The graph structure made those responsibilities explicit. Instead of burying everything in one handler, each node could own one concern: intent handling, retrieval, ranking, response preparation, and fallback behavior.

That structure also made review easier. A teammate can reason about a graph node faster than a large prompt-and-handler block where retrieval, prompting, and response formatting are all mixed together.

4. What 95% Jest coverage looks like for a GenAI feature

Testing a GenAI feature does not mean snapshotting every generated sentence. That creates brittle tests and misses the real risks.

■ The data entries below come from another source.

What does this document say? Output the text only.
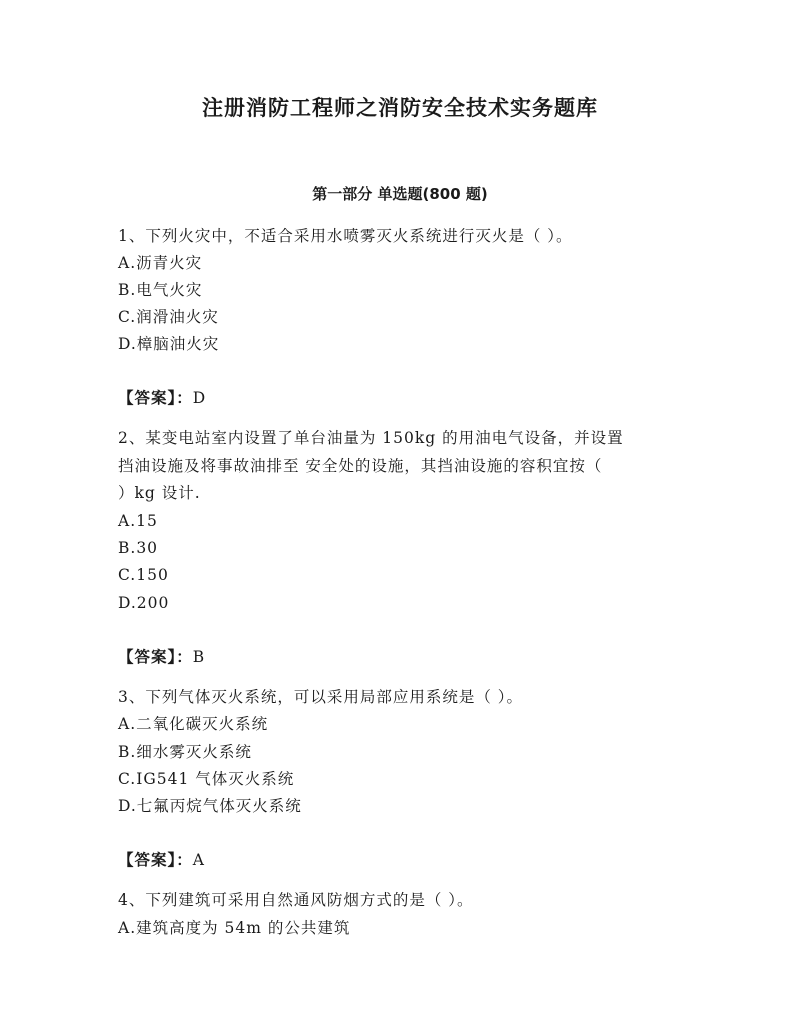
注册消防工程师之消防安全技术实务题库
第一部分 单选题(800 题)

1、下列火灾中，不适合采用水喷雾灭火系统进行灭火是（ ）。

A.沥青火灾

B.电气火灾

C.润滑油火灾

D.樟脑油火灾

【答案】：D

2、某变电站室内设置了单台油量为 150kg 的用油电气设备，并设置

挡油设施及将事故油排至 安全处的设施，其挡油设施的容积宜按（

）kg 设计.

A.15

B.30

C.150

D.200

【答案】：B

3、下列气体灭火系统，可以采用局部应用系统是（ ）。

A.二氧化碳灭火系统

B.细水雾灭火系统

C.IG541 气体灭火系统

D.七氟丙烷气体灭火系统

【答案】：A

4、下列建筑可采用自然通风防烟方式的是（ ）。

A.建筑高度为 54m 的公共建筑
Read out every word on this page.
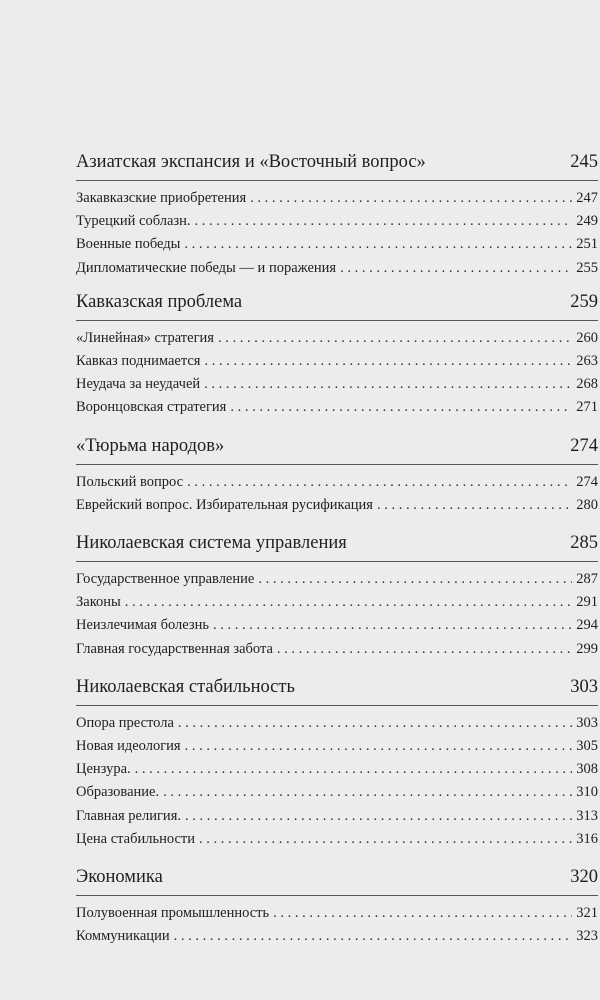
Азиатская экспансия и «Восточный вопрос»	245
Закавказские приобретения . . .	247
Турецкий соблазн. . . .	249
Военные победы . . .	251
Дипломатические победы — и поражения . . .	255
Кавказская проблема	259
«Линейная» стратегия . . .	260
Кавказ поднимается . . .	263
Неудача за неудачей . . .	268
Воронцовская стратегия . . .	271
«Тюрьма народов»	274
Польский вопрос . . .	274
Еврейский вопрос. Избирательная русификация . . .	280
Николаевская система управления	285
Государственное управление . . .	287
Законы . . .	291
Неизлечимая болезнь . . .	294
Главная государственная забота . . .	299
Николаевская стабильность	303
Опора престола . . .	303
Новая идеология . . .	305
Цензура. . . .	308
Образование. . . .	310
Главная религия. . . .	313
Цена стабильности . . .	316
Экономика	320
Полувоенная промышленность . . .	321
Коммуникации . . .	323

The useful tests were around deterministic boundaries:

  • Input normalization for product and catalogue data.
  • Embedding payload schema and required metadata.
  • Retrieval ranking behavior for known query fixtures.
  • Graph branching for supported, unsupported, and fallback paths.
  • UI state transitions around loading, empty states, and commerce handoffs.

The goal was release confidence, not artificial coverage. With a systematic Jest strategy, the targeted SuperStore surface reached 95%+ unit test coverage while still keeping tests focused on behavior the team could control.

5. What I would do differently at 10x scale

At 10x scale, I would revisit the storage and indexing layer. A dedicated vector database or managed vector search can become the right choice when the catalogue grows, filtering needs become more complex, or retrieval latency starts depending on more advanced indexing.

I would also invest earlier in offline evaluation: saved query sets, expected retrieval candidates, precision checks, and regression dashboards for retrieval quality. Unit tests protect deterministic code paths, but retrieval quality also needs evaluation over realistic query sets.

The main lesson is that production GenAI work is still production engineering. The model matters, but so do data shape, observability, test boundaries, latency, rollback paths, and the ability for another engineer to understand the system six months later.